What would $arg(\frac{z-4i}{z+2i}) = \frac{\pi}{4}$ look like on an Argand diagram and why?
I don't know how to check my answer because Desmos does not support complex numbers.
What would $arg(\frac{z-4i}{z+2i}) = \frac{\pi}{4}$ look like on an Argand diagram and why?
I don't know how to check my answer because Desmos does not support complex numbers.

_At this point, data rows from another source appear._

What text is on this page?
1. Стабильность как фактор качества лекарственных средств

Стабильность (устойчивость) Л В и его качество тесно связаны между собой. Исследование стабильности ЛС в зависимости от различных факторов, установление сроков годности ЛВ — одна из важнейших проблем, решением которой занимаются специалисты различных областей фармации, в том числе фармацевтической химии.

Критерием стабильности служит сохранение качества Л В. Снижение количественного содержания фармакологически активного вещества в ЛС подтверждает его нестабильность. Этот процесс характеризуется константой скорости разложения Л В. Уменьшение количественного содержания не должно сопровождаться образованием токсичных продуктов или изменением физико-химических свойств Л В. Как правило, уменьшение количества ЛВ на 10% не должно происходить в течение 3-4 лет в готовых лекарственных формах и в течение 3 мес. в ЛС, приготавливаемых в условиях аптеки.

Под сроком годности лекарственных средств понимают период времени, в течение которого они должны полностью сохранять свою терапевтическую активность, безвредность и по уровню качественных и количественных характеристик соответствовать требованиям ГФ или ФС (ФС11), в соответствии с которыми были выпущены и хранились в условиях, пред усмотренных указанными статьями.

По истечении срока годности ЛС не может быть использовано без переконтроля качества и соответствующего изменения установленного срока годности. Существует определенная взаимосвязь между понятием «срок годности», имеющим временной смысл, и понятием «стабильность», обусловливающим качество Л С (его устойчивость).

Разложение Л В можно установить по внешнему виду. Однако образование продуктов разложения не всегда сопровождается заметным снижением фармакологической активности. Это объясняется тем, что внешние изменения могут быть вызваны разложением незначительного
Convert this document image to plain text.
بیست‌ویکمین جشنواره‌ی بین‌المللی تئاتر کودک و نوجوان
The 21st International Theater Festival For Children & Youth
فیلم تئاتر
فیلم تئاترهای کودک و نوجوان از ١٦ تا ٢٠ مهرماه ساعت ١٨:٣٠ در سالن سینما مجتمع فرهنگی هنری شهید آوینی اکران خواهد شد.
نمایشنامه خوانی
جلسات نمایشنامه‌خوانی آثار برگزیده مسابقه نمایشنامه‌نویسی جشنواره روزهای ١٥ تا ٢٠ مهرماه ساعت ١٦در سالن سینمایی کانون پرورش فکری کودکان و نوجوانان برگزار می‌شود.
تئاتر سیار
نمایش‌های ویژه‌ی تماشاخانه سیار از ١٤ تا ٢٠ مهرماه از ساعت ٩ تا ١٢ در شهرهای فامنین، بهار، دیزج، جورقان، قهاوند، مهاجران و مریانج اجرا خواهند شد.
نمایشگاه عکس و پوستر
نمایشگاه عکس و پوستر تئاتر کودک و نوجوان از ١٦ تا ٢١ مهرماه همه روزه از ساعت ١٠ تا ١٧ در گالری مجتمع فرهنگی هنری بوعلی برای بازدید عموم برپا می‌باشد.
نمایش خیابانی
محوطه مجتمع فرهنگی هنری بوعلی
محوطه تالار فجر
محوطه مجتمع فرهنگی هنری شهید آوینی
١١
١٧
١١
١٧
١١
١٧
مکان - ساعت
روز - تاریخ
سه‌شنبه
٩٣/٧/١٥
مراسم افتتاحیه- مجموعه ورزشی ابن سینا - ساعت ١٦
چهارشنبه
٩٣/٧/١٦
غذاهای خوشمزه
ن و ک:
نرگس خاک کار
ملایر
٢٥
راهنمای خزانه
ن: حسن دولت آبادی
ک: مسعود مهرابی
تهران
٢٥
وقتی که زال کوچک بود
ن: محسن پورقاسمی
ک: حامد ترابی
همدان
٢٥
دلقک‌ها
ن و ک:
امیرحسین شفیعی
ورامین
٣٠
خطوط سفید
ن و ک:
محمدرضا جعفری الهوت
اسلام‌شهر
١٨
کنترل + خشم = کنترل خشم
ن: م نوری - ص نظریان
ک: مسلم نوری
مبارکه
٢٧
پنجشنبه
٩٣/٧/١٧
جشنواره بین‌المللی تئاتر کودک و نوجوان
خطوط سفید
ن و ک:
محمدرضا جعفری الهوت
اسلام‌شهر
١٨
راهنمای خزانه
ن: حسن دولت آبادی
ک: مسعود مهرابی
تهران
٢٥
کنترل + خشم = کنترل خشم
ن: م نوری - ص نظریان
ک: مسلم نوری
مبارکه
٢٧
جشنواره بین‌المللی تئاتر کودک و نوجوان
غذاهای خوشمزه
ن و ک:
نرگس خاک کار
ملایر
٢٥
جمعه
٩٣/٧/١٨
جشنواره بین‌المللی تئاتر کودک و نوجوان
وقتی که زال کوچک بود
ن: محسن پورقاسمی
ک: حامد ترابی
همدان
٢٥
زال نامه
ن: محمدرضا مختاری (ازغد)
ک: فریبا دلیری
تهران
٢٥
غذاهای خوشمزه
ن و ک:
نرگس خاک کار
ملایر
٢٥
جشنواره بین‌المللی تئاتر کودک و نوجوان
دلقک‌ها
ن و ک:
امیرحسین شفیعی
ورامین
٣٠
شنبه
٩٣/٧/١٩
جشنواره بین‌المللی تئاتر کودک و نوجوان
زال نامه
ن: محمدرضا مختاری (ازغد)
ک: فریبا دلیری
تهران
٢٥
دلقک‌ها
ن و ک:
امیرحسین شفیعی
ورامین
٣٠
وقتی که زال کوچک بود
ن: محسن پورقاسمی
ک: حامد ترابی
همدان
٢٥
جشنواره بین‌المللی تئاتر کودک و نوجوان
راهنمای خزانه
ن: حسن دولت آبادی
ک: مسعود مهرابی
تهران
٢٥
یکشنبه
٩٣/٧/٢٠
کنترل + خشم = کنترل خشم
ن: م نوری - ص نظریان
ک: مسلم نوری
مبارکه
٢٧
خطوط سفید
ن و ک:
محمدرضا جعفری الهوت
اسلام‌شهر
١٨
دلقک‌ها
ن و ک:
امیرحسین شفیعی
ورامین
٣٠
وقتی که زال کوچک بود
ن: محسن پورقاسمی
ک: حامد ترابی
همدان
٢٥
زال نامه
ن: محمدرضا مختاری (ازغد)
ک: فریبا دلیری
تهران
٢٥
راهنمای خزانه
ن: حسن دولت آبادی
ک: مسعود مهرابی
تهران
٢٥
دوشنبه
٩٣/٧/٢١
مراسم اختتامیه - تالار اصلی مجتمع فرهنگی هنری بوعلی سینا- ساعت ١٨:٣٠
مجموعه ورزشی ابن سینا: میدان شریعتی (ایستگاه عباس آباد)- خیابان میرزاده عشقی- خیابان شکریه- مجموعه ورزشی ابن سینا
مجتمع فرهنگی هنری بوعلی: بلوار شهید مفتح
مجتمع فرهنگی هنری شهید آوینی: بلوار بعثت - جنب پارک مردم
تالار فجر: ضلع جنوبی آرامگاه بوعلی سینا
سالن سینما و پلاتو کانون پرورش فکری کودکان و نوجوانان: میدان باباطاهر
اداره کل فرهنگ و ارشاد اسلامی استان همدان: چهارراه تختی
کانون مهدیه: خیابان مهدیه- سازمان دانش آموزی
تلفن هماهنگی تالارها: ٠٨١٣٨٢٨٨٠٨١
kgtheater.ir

We have a Möbius transformation
$$z'=\frac{z-4i}{z+2i}$$
which maps circles to circles or straight lines, and straight lines to circles or straight lines. We are looking for the shape of the set of complex numbers which will be mapped to a straight line of slope $1$. We suspect that the shape is that of a circle.
Let $z=a+ib.$ Then
$$\frac{a+ib-4i}{a+ib+2i}=\frac{(a+ib-4i)(a-ib-2i)}{(a+i(b+2))(a-i(b+2))}=$$
$$=\frac{a^2+b^2-2b-8-i6a}{a^2+(b+2)^2}.$$
The argument is $\frac{\pi}4$. So,
$$\operatorname {atan}\left(-\frac{6a}{a^2+b^2-2b-8}\right)=\frac{\pi}4.$$
Taking the tangent of both sides we get $$-\frac{6a}{a^2+b^2-2b-8}=1.$$
Thus
$$a^2+b^2-2b+6a-8=(a+3)^2+(b-1)^2=18.$$
This is a circle centered at $-3+i$ and of radius $\sqrt{18}.$
EDIT
Here is the plot of the locus of the $z$'s sought:
So, negative $a$'s are considered.